Akali Movement

The Akali Movement also known as Gurdwara Reform Movement came into full swing from the early 1920’s. It’s aim was to bring reform in the working and management of Sikh Gurdwaras.

The campaign which gained tremendous support, especially, from the rural masses, took the form of a peaceful agitation-marches, divans, religious gatherings, and demonstrations for Sikhs to assert their right to manage their places of worship.

The Gurdwaras, its property and wealth were being misused by the Mahants and Priests of the temple. With the establishment of British rule in Punjab, the lands and property attached to the Gurdwaras were entered against the names of the Priests or Mahants. Thus Mahants considered the Gurdwara as their personal property and misused the income of Gurdwara on drinking and loose living. Bad characters flocked around them as Chelas to lead easy and immoral lives. In this way the Mahants converted these sacred places of virtue and religion to centres for immoral life.

Gurdwara Reform Movement or Akali Movement was created to free the Sikhs historic Gurdwaras from these Mahants who were supported by the British rule. The Sikhs had to give supreme sacrifices and endure untold brutalities to free to historic Gurdwaras like Tarn Taran, Nanakana Sahib and Guru-Ka-Bagh.

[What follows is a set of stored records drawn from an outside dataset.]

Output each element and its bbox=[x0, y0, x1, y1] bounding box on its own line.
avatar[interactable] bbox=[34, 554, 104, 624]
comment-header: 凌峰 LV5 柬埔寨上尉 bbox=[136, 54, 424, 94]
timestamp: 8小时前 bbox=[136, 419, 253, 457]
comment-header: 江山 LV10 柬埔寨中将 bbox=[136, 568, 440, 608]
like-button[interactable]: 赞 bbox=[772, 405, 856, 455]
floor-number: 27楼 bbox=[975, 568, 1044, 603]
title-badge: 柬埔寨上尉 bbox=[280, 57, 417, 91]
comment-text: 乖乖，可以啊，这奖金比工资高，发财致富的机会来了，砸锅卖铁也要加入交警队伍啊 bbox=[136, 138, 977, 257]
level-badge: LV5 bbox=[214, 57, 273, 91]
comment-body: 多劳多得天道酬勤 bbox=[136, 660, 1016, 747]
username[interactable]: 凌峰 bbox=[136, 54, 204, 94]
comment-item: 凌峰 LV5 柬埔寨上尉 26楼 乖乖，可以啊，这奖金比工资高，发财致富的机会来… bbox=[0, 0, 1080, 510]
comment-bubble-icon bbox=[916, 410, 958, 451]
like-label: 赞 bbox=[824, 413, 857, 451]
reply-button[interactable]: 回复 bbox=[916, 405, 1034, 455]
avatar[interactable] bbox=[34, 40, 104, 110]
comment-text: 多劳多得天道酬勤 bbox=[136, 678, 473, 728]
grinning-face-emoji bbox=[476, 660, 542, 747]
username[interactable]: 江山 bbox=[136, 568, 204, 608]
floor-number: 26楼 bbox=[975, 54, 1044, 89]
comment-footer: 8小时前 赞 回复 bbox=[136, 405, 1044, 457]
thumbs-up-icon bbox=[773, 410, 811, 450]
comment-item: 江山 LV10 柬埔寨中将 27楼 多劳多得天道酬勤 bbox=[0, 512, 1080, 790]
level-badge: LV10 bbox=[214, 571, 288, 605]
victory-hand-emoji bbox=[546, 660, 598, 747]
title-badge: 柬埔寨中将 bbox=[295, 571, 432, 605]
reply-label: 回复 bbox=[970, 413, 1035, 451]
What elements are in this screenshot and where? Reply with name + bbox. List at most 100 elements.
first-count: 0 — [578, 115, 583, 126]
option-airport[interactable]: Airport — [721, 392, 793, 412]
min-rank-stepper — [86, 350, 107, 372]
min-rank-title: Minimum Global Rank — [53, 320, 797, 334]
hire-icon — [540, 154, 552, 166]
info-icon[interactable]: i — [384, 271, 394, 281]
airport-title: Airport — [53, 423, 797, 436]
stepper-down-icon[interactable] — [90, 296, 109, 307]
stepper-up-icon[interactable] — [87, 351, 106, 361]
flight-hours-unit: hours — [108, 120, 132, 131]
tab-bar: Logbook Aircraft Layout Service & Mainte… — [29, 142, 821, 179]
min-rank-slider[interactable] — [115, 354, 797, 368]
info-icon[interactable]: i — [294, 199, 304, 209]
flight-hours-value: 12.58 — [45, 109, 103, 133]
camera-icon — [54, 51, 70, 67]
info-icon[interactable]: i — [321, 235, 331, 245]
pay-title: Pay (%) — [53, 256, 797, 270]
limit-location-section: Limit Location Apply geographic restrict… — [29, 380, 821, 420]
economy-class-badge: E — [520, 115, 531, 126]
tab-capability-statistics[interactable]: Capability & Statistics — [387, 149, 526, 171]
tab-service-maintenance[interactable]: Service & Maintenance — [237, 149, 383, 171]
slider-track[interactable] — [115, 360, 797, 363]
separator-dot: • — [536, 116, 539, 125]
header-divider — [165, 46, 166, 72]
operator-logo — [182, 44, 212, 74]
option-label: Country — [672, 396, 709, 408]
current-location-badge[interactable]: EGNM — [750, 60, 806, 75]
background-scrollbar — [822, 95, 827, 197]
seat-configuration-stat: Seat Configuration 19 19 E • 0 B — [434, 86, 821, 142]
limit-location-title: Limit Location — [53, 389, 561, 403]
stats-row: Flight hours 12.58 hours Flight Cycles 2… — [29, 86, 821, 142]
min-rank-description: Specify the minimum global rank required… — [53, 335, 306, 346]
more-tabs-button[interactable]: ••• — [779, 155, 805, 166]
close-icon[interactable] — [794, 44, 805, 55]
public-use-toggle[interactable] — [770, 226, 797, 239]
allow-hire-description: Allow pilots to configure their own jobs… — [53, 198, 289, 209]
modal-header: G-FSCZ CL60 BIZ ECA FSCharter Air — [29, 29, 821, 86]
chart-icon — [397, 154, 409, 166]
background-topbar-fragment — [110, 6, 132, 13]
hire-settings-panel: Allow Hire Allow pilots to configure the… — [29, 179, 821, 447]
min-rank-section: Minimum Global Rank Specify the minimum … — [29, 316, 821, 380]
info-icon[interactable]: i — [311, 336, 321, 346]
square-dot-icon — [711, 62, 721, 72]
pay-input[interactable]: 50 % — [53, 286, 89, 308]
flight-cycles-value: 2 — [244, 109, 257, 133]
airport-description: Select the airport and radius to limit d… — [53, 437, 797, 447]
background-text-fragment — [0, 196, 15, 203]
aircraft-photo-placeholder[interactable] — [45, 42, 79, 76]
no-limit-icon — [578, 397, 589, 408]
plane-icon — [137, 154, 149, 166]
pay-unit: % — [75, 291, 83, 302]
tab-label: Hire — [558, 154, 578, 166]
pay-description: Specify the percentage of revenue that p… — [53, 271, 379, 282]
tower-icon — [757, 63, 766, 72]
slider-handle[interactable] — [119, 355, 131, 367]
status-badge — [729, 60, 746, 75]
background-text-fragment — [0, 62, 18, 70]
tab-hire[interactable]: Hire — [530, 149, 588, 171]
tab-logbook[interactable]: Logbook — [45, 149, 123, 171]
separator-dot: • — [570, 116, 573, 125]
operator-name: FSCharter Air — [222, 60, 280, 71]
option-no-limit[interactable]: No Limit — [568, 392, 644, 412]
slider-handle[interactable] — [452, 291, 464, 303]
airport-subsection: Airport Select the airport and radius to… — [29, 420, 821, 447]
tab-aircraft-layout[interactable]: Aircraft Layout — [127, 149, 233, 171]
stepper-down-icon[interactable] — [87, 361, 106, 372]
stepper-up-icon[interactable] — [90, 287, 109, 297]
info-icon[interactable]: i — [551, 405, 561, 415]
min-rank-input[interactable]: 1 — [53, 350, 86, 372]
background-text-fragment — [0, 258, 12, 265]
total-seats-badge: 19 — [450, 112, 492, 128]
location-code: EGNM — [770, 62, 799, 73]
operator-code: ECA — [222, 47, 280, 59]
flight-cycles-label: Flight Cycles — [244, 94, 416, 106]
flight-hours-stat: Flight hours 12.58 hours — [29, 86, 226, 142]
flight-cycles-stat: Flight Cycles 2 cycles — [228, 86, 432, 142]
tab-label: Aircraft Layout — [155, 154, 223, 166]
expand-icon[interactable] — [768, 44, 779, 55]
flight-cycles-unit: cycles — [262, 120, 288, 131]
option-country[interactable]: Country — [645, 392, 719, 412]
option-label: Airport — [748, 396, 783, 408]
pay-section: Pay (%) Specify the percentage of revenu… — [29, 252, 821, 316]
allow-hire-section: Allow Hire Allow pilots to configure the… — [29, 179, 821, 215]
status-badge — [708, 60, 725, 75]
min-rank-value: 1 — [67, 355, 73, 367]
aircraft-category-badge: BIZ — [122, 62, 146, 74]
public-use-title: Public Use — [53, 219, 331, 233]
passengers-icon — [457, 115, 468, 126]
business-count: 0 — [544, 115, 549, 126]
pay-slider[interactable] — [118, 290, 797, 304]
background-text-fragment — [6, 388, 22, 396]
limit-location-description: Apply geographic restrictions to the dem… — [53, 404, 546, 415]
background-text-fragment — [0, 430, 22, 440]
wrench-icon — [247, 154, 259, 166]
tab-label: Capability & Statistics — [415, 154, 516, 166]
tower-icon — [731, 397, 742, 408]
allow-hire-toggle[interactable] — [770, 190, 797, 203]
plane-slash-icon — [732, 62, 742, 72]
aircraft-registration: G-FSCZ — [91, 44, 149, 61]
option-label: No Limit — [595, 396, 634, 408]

In addition Sikhs had to fight for the freedom of faith and management of the Gurdwaras against the Government in respect of Gurdwara Rakab Ganj, Darbar Sahib, Amritsar, and Gurdwara Jaito.

In this movement the Sikhs faced with great calm and courage the cruelties and death inflicted on them by the British Government and the Mahants, supported by the British. Eventually the Gurdwara Reform Act was passed in July 1925 which placed all Gurdwaras in Punjab under Panthic control. This control was to be exercised through elected Panthic bodies viz, Shiromani Gurdwara Prabandak Committee and local Gurdwara Committees. Thus holy places were rid of the corrupt elements and practices and their income could be used for propagation of the Sikh faith and good of the community.